There is more work out there than you can ever do, one way or another, you’re not going to get it all done. This may make you feel sad, angry or depressed. If so, well done, you’re probably not a psychopath. Now, lets talk about how you’re going to manage this task overload.
Time to Grow up
You’re going to need a prioritisation strategy, and none of them are perfect, so you’re going to have to choose the best of a bad bunch. I think maturity is, in part, about consciously deciding what kind of a person you’re going to be and taking responsibility for the consequences. Let’s look at the options.
Last In Wins
“Do what’s immediately in front of you. If something crops up drop what you’re doing and do the new thing instead”. Nobody chooses this strategy, but it’s what happens if you’re not paying attention. It generally gets the small and mechanical tasks done while leaving everything else half done. It doesn’t take account of priority either. This is our baseline, any improvement on this model is progress.
First In Wins (the simple Queue)
“Do tasks in the order in which that come in; never start something until you’ve finished what you were doing”. When people have had enough of the Last in Wins model, this is often the first port of call. It’s simple and easy to defend when someone wants something from you, so it can be quite appealing. The simplicity comes from the fact that it takes no account priority, it’s entirely time based. This is also its biggest weakness.

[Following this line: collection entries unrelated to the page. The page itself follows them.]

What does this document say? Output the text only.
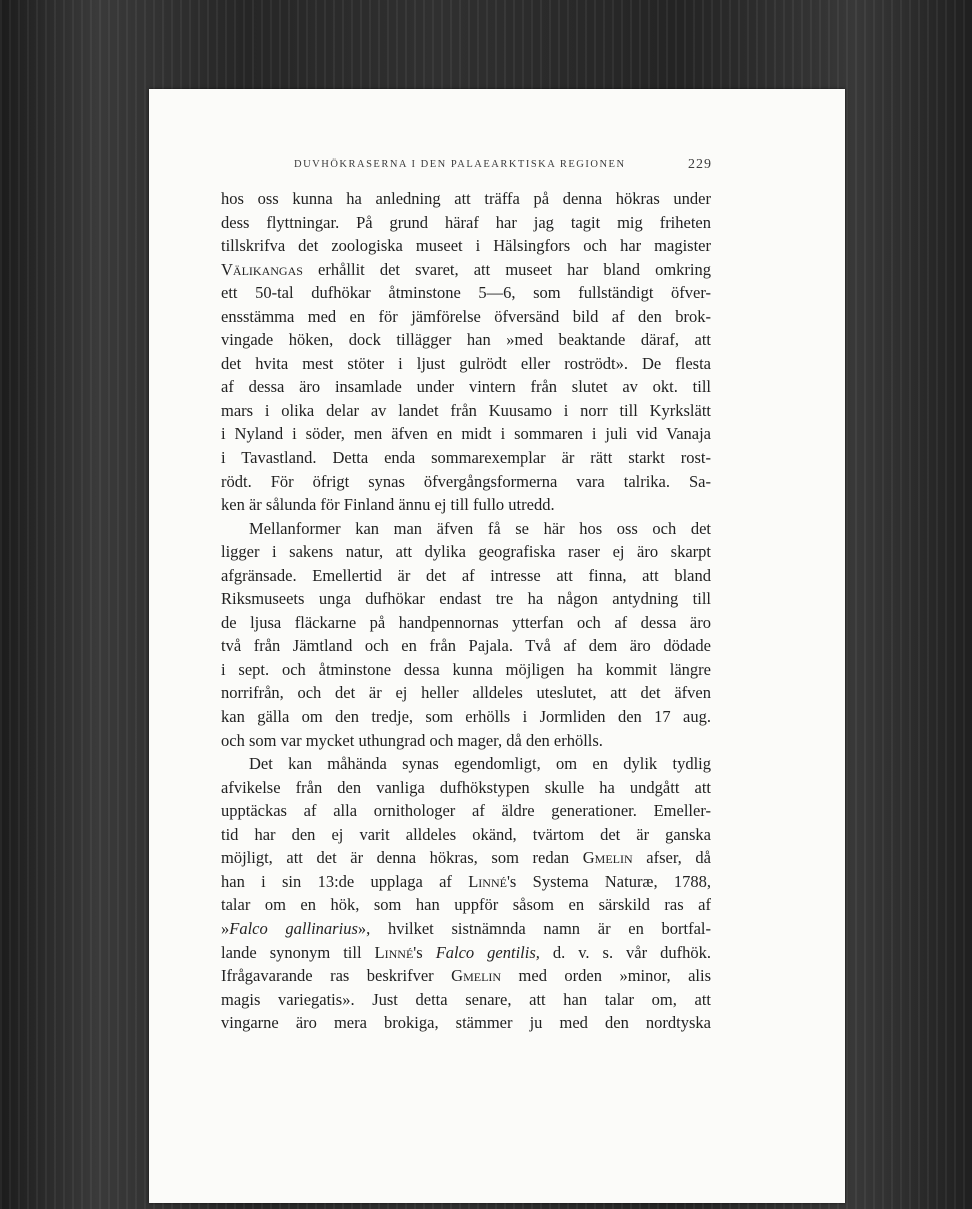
DUVHÖKRASERNA I DEN PALAEARKTISKA REGIONEN	229
hos oss kunna ha anledning att träffa på denna hökras under
dess flyttningar. På grund häraf har jag tagit mig friheten
tillskrifva det zoologiska museet i Hälsingfors och har magister
Välikangas erhållit det svaret, att museet har bland omkring
ett 50-tal dufhökar åtminstone 5—6, som fullständigt öfver-
ensstämma med en för jämförelse öfversänd bild af den brok-
vingade höken, dock tillägger han »med beaktande däraf, att
det hvita mest stöter i ljust gulrödt eller roströdt». De flesta
af dessa äro insamlade under vintern från slutet av okt. till
mars i olika delar av landet från Kuusamo i norr till Kyrkslätt
i Nyland i söder, men äfven en midt i sommaren i juli vid Vanaja
i Tavastland. Detta enda sommarexemplar är rätt starkt rost-
rödt. För öfrigt synas öfvergångsformerna vara talrika. Sa-
ken är sålunda för Finland ännu ej till fullo utredd.
Mellanformer kan man äfven få se här hos oss och det
ligger i sakens natur, att dylika geografiska raser ej äro skarpt
afgränsade. Emellertid är det af intresse att finna, att bland
Riksmuseets unga dufhökar endast tre ha någon antydning till
de ljusa fläckarne på handpennornas ytterfan och af dessa äro
två från Jämtland och en från Pajala. Två af dem äro dödade
i sept. och åtminstone dessa kunna möjligen ha kommit längre
norrifrån, och det är ej heller alldeles uteslutet, att det äfven
kan gälla om den tredje, som erhölls i Jormliden den 17 aug.
och som var mycket uthungrad och mager, då den erhölls.
Det kan måhända synas egendomligt, om en dylik tydlig
afvikelse från den vanliga dufhökstypen skulle ha undgått att
upptäckas af alla ornithologer af äldre generationer. Emeller-
tid har den ej varit alldeles okänd, tvärtom det är ganska
möjligt, att det är denna hökras, som redan Gmelin afser, då
han i sin 13:de upplaga af Linné's Systema Naturæ, 1788,
talar om en hök, som han uppför såsom en särskild ras af
»Falco gallinarius», hvilket sistnämnda namn är en bortfal-
lande synonym till Linné's Falco gentilis, d. v. s. vår dufhök.
Ifrågavarande ras beskrifver Gmelin med orden »minor, alis
magis variegatis». Just detta senare, att han talar om, att
vingarne äro mera brokiga, stämmer ju med den nordtyska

“Do whichever task you feel like doing (or looks the shiniest)”. This approach is actually a lot more effective that it might sound to begin with. Our brains usually have one thing that it’s working on in the background, and it’s usually the most challenging or important thing. Issues relating to food, sex or money and conflict often rate highly, as do emotionally charged issues. The more senior you are in a business the more likely it is that those are the issues you need to sort out. That’s probably why so many entrepreneurs are self-confessed magpies.
The Selfless Hero
“Do whichever tasks seem most important to other people first”. This is an approach I see most often in low level managers. They understand their job is to clear the roadblocks and make the troops in the trenches as productive as they can, but they do this at the expense of their own career/reputation/sanity.
The VIP Express Queue
“Do the things that a certain select few people ask for, or that will most impress those people”. This approach is easier said than done, it won’t win you many friends and may get you a reputation as an ass kisser. But if you can get that promotion before your peers turn on you then you could be on to a winner.
The Job You Want, Not the Job You Have Approach
“Drop all the tasks you feel are beneath you and focus your attention on the things you’d rather be doing”. For some, task overload is an opportunity not a problem. Having too much to do is the perect excuse for not doing “menial” work and focusing your attention where you can “add the most value”. After a few months you can ask for that promotion on the basis that you’re doing the job already. It can be dangerous though, by definition you have to deliberately fail to do your actual job for a while.
The Shareholder Approach
“Imagine you’re a shareholder, now decide what you think is the least effective use of employees’ time, then skip those tasks”. If you’re a real shareholder, this is what you’d really like employees’ to be doing, the only problem is, there’s really no incentive for employees to adopt this approach. It won’t get you that promotion, if won’t impress any of the people you interact with on a daily basis and it won’t give you an easy life.
Pick Something to Fail At
The one thing that all of these approaches have in common is that they involve choosing something to neglect – sometimes consciously, often unconsciously. My advice is, if you’re going to choose, then choose consciously and accept the consequences of your choice.